Perspektif filsafat Barat (positivisme) tentang wujud bertentangan dengan perspektif filsafat Islam. Wujud dalam positivisme hanya dipahami segala yang bersifat material (wujud pisik). Di luar yang material tidak mereka pandang sebagai wujud. Pandangan ini menambah problematik pemahaman tentang alam dan juga manusia. Karena mengingkari adanya wujud yang bersifat non indrawi (abstrak). Bagi umat beragama, pandangan ini akan mendestruksi keimanannya.

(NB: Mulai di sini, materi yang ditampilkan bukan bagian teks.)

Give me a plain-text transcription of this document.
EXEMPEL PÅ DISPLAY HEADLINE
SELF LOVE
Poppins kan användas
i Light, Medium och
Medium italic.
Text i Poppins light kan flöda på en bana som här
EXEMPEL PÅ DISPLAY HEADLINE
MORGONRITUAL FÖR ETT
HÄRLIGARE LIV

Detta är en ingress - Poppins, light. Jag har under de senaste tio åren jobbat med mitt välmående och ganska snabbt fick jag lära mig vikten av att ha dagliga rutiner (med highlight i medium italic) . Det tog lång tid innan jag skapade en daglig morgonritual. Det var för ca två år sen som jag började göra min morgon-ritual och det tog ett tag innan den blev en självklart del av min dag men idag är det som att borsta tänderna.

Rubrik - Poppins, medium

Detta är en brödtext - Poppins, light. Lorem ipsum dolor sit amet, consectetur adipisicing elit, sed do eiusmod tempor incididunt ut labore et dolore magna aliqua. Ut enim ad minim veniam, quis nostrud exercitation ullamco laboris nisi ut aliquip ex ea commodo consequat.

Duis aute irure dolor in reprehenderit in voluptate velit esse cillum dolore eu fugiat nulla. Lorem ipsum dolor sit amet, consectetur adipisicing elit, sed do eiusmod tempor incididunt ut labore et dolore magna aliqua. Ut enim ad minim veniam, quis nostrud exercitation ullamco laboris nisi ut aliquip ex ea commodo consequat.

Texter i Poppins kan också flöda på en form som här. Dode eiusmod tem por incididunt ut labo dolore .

Dalam filsafat Islam, wujud dibagi kepada wajib al-wujud dan mumkin al-wujud (wujud mutlak dan wujud relatif). Keberadaan mumkin al-wujud bergantung kepada wajib al-wujud. Wajib al-wujud bersifat qadim dan baqa'. Sementara mumkin al-wujud bereksistensi dalam keterhinggaan, keterbatasan dan ketergantungan. Wajib al-Wujud adalah Tuhan, sementara mumkin al-wujud adalah ciptaan (makhluk), yaitu seluruh wujud selain Allah.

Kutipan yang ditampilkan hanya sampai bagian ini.